A quasi un mese dallo storico incontro tra i primi ministri di Cinae di Taiwan è interessante capire quali reazioni ci siano state nel ventre della gigantesca Repubblica popolare.

Blastingnews lo ha chiesto a Nello Del Gatto, giornalista, per cinque anni corrispondente Ansa da Shanghai. Collabora con diversi media nazionali e internazionali, tra i quali Radio Rai 3 e la rivista dell’Istituto Affari Internazionali su tematiche asiatiche e cinesi in particolare.

«Come per altre vicende che interessano la politica – spiega Del Gatto - il cinese medio non ha avuto alcuna reazione all’incontro tra il presidente Xi Jinping e il suo omologo taiwanese Ma Ying-jeou, figuriamoci dopo i fatti Parigi.

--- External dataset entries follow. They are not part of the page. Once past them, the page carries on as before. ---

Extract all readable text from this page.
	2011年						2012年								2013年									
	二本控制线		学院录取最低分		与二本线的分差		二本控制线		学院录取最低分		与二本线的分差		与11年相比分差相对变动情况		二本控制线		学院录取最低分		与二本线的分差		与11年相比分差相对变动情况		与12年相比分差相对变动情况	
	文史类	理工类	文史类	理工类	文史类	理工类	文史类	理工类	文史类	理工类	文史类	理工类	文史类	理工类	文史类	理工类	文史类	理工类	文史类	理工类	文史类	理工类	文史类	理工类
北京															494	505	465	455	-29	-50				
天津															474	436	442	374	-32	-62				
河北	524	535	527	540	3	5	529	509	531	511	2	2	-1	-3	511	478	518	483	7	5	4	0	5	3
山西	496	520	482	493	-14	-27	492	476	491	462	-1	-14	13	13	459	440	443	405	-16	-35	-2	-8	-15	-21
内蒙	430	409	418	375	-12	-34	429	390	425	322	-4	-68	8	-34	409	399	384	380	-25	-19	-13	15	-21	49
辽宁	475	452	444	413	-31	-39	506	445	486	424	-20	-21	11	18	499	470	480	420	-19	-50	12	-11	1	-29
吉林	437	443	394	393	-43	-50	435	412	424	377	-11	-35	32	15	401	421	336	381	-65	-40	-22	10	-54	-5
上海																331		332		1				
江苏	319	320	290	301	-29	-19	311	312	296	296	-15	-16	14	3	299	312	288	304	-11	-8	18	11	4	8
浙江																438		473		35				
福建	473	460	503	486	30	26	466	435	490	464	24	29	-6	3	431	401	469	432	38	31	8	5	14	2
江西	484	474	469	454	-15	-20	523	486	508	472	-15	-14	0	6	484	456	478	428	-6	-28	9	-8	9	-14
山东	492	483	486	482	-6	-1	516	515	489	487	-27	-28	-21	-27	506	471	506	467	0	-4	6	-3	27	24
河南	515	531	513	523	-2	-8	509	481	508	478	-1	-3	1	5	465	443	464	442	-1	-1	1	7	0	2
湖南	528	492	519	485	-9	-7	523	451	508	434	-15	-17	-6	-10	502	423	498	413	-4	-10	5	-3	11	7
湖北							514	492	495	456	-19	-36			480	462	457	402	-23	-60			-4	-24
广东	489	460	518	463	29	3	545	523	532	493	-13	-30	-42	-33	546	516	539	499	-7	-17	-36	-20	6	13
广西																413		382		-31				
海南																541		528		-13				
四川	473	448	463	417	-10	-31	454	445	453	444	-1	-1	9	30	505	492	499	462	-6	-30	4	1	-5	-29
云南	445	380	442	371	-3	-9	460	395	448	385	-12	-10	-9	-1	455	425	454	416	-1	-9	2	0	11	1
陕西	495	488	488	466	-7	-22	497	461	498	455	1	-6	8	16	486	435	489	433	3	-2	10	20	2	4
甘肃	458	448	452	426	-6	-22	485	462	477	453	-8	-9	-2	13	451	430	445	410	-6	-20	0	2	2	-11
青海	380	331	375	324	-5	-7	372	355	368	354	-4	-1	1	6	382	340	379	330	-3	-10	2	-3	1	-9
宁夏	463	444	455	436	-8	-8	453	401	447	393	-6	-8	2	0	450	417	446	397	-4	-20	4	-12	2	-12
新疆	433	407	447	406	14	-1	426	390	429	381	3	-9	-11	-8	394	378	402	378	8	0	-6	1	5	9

Dopotutto, i cinesi continentali sono poco interessati a quello che succede a “Zhongnanhai”, il complesso accanto alla città proibita dove risiede il vertice del Partito comunista cinese. L’importante è che quello che si decide nelle segrete stanze non vada a intaccare i loro interessi primari, arricchimento tra questi. Per i cinesi, Taiwannon è mai stata altro che una parte della Cina, una sorta di provincia ribelle che deve tornare alla madre patria, pertanto quanto successo a Singapore tra i leader dei due governi è cosa normale. L’ex Formosa è vista come Macao o Hong Kong e dovrà naturalmente tornare a essere parte della Grande Cina. L’apatia verso le cose politiche è un atteggiamento comune nella “Terra di mezzo”.

I cinesi sono abituati ad avere qualcuno che pensa, ragiona e agisce per loro, garantendo o, almeno, cercando di garantire standard di vita medio alti. Ecco perché – continua Del Gatto - non ci sono state reazioni nel paese all’incontro tra Xi e Ma, diversamente da quanto accaduto a Taipei e in altre città taiwanesi dove si sono organizzate manifestazioni di protesta.

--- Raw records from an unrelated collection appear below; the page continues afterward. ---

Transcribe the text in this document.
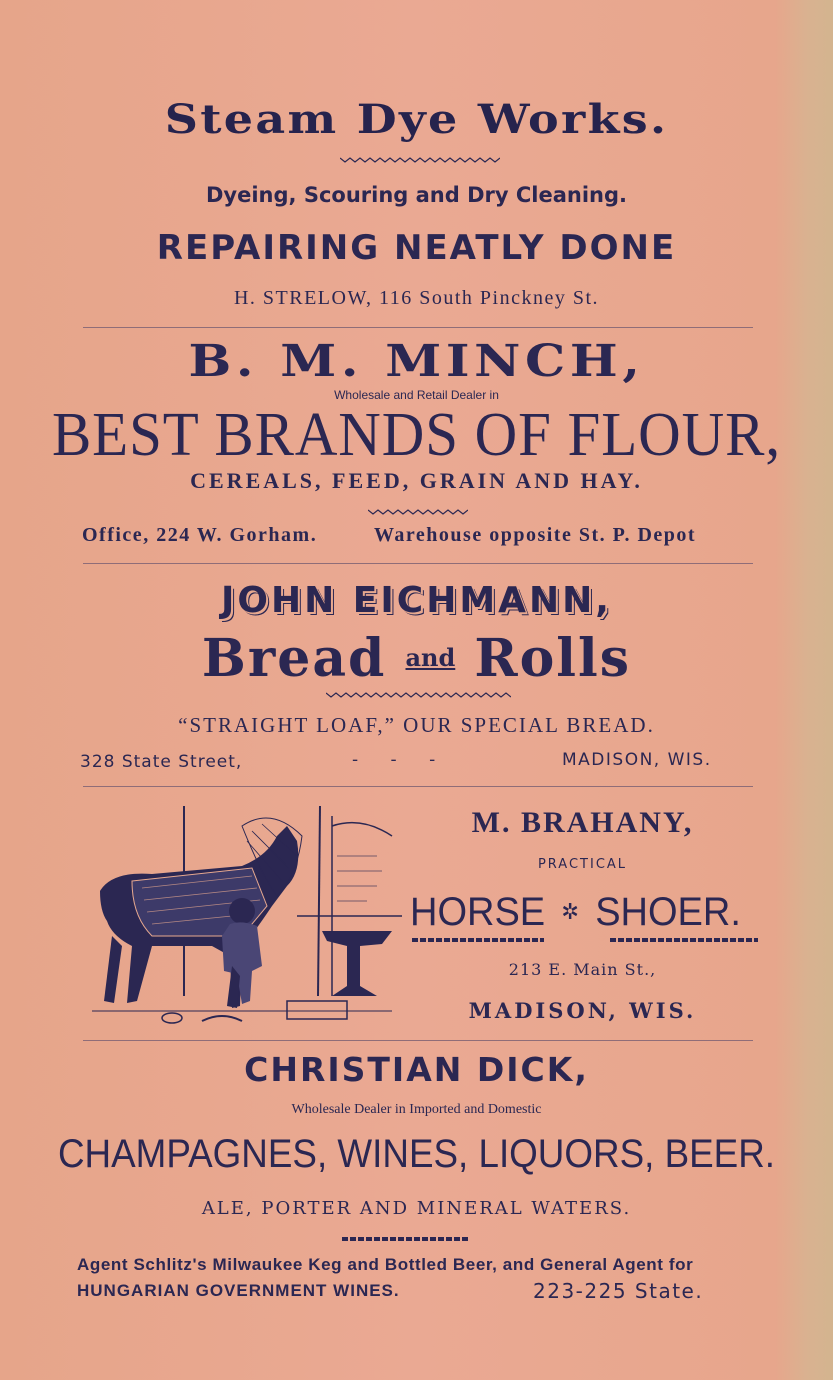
Steam Dye Works.
Dyeing, Scouring and Dry Cleaning.
REPAIRING NEATLY DONE
H. STRELOW, 116 South Pinckney St.
B. M. MINCH,
Wholesale and Retail Dealer in
BEST BRANDS OF FLOUR,
CEREALS, FEED, GRAIN AND HAY.
Office, 224 W. Gorham.	Warehouse opposite St. P. Depot
JOHN EICHMANN,
Bread and Rolls
“STRAIGHT LOAF,” OUR SPECIAL BREAD.
328 State Street,	-      -      -	MADISON, WIS.
M. BRAHANY,
PRACTICAL
HORSE ✲ SHOER.
213 E. Main St.,
MADISON, WIS.
CHRISTIAN DICK,
Wholesale Dealer in Imported and Domestic
CHAMPAGNES, WINES, LIQUORS, BEER.
ALE, PORTER AND MINERAL WATERS.
Agent Schlitz's Milwaukee Keg and Bottled Beer, and General Agent for
HUNGARIAN GOVERNMENT WINES.	223-225 State.
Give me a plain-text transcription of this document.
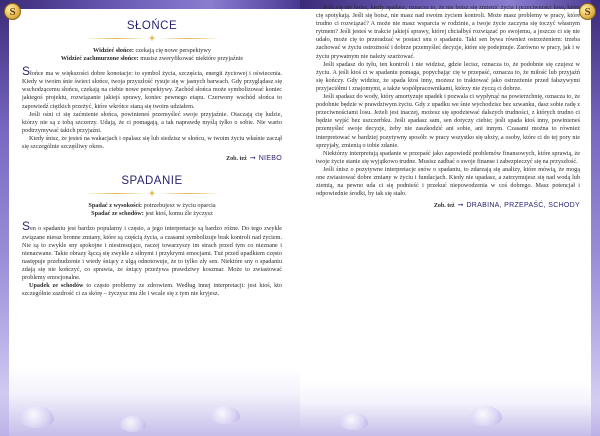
S
SŁOŃCE
Widzieć słońce: czekają cię nowe perspektywy
Widzieć zachmurzone słońce: musisz zweryfikować niektóre przyjaźnie

Słońce ma w większości dobre konotacje: to symbol życia, szczęścia, energii życiowej i oświecenia. Kiedy w twoim śnie świeci słońce, twoja przyszłość rysuje się w jasnych barwach. Gdy przyglądasz się wschodzącemu słońcu, czekają na ciebie nowe perspektywy. Zachód słońca może symbolizować koniec jakiegoś projektu, rozwiązanie jakiejś sprawy, koniec pewnego etapu. Czerwony wschód słońca to zapowiedź ciężkich przeżyć, które wkrótce staną się twoim udziałem.

Jeśli ośni ci się zaćmienie słońca, powinieneś przemyśleć swoje przyjaźnie. Otaczają cię ludzie, którzy nie są z tobą szczerzy. Udają, że ci pomagają, a tak naprawdę myślą tylko o sobie. Nie warto podtrzymywać takich przyjaźni.

Kiedy śnisz, że jesteś na wakacjach i opalasz się lub siedzisz w słońcu, w twoim życiu właśnie zaczął się szczególnie szczęśliwy okres.

Zob. też ➞ NIEBO
SPADANIE
Spadać z wysokości: potrzebujesz w życiu oparcia
Spadać ze schodów: jest ktoś, komu źle życzysz

Sen o spadaniu jest bardzo popularny i często, a jego interpretacje są bardzo różne. Do tego zwykle związane nieraz bronne zmiany, które są częścią życia, a czasami symbolizuje brak kontroli nad życiem. Nie są to zwykle sny spokojne i niestresujące, raczej towarzyszy im strach przed tym co nieznane i nienazwane. Takie obrazy łączą się zwykle z silnymi i przykrymi emocjami. Tuż przed upadkiem często następuje przebudzenie i wtedy śniący z ulgą odnotowuje, że to tylko zły sen. Niektóre sny o spadaniu zdają się nie kończyć, co sprawia, że śniący przeżywa prawdziwy koszmar. Może to zwiastować problemy emocjonalne.

Upadek ze schodów to często problemy ze zdrowiem. Według innej interpretacji: jest ktoś, kto szczególnie zazdrość ci za skórę – życzysz mu źle i wcale się z tym nie kryjesz.

S

Jeśli się nie boisz, kiedy spadasz, oznacza to, że nie boisz się zmienić życia i przeciwności losu, które cię spotykają. Jeśli się boisz, nie masz nad swoim życiem kontroli. Może masz problemy w pracy, które trudno ci rozwiązać? A może nie masz wsparcia w rodzinie, a twoje życie zaczyna się toczyć własnym rytmem? Jeśli jesteś w trakcie jakiejś sprawy, której chciałbyś rozwiązać po swojemu, a jeszcze ci się nie udało, może cię to przeradzać w postaci snu o spadaniu. Taki sen bywa również ostrzeżeniem: trzeba zachować w życiu ostrożność i dobrze przemyśleć decyzje, które się podejmuje. Zarówno w pracy, jak i w życiu prywatnym nie należy szarżować.

Jeśli spadasz do tyłu, ten kontroli i nie widzisz, gdzie lecisz, oznacza to, że podobnie się czujesz w życiu. A jeśli ktoś ci w spadaniu pomaga, popychając cię w przepaść, oznacza to, że miłość lub przyjaźń się kończy. Gdy widzisz, że spada ktoś inny, możesz to traktować jako ostrzeżenie przed fałszywymi przyjaciółmi i znajomymi, a także współpracownikami, którzy nie życzą ci dobrze.

Jeśli spadasz do wody, który amortyzuje upadek i pozwala ci wypłynąć na powierzchnię, oznacza to, że podobnie będzie w prawdziwym życiu. Gdy z upadku we śnie wychodzisz bez szwanku, dasz sobie radę z przeciwnościami losu. Jeżeli jest inaczej, możesz się spodziewać dalszych trudności, z których trudno ci będzie wyjść bez uszczerbku. Jeśli spadasz sam, sen dotyczy ciebie; jeśli spada ktoś inny, powinieneś przemyśleć swoje decyzje, żeby nie zaszkodzić ani sobie, ani innym. Czasami można to również interpretować w bardziej pozytywny sposób: w pracy wszystko się ułoży, a osoby, które ci do tej pory nie sprzyjały, zmienią o tobie zdanie.

Niektórzy interpretują spadanie w przepaść jako zapowiedź problemów finansowych, które sprawią, że twoje życie stanie się wyjątkowo trudne. Musisz zadbać o swoje finanse i zabezpieczyć się na przyszłość.

Jeśli śnisz o pozytywne interpretacje snów o spadaniu, to zdarzają się analizy, które mówią, że mogą one zwiastować dobre zmiany w życiu i fundacjach. Kiedy nie upadasz, a zatrzymujesz się nad wodą lub ziemią, na pewno uda ci się podnieść i przekuć niepowodzenia w coś dobrego. Masz potencjał i odpowiednie środki, by tak się stało.

Zob. też ➞ DRABINA, PRZEPAŚĆ, SCHODY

I taiwanesi, infatti, temono che l’intensificazione dei rapporti con la Cina possa mettere in pericolo le libertà civili delle quali beneficiano da decenni».

Come mai è così diffusa tra i cinesi continentali questa indifferenza per le questioni di politica estera?

«E’ un atteggiamento insito nella loro cultura, in più pesa l’azione di controllo del governo.

In generale, in tutti è alto il sentimento di autodifesa territoriale e molto di quello che è altro, diverso, viene visto come possibile minaccia. Anche a livello semantico, la Cina è “Zhongguo”, la Terra di mezzo, al centro del mondo. Il resto è alieno e, soprattutto, non deve interferire, non deve minacciare. Non a caso, Pechino attacca i paesi stranieri che criticano il suo concetto di diritti civili perché interferiscono su questioni interne, attentando alla propria stabilità sociale. L’esaltazione dell’incontro in Cina lo si legge solo sui giornali, ma rientra in quella politica del controllo dell’informazione per cui “va tutto bene, dice il re”.I cinesi non sono abituati a chiedersi se quello che leggono o sentono sia reale oppure no.

Anche perché non è facile creare una coscienza critica in un paese che continua a vietare l’informazione libera. Per fare un esempio, la diretta dell’incontro tra i due presidenti, trasmesso sulla televisione di stato cinese, è stata oscurata nel momento in cui ha cominciato a parlare il presidente taiwanese».

Eppure resta l’aspetto più paradossale della vicenda, cioè i prolifici scambi commerciali tra i due paesi.

«Esatto. Dal 2008 i collegamenti sullo stretto sono stati riaperti e migliaia di turisti di entrambi i paesi viaggiano in un verso o nell’altro. L’apertura ha dato anche la possibilità di sfruttare maggiormente in continente le conoscenze tecniche ed elettroniche di Taiwan: non a caso da sempre il “made in China” è quello dei prodotti a basso prezzo, mentre il “made in Taiwan” è quello dei prodotti elettronici, telefonini e computer in testa, cioè di qualità.

Non dimentichiamoci che la più grande azienda produttrice di componenti elettronici per telefonini e computer, compresa tutta la gamma Apple, è taiwanese, la Foxconn, con moltissime fabbriche in Cina».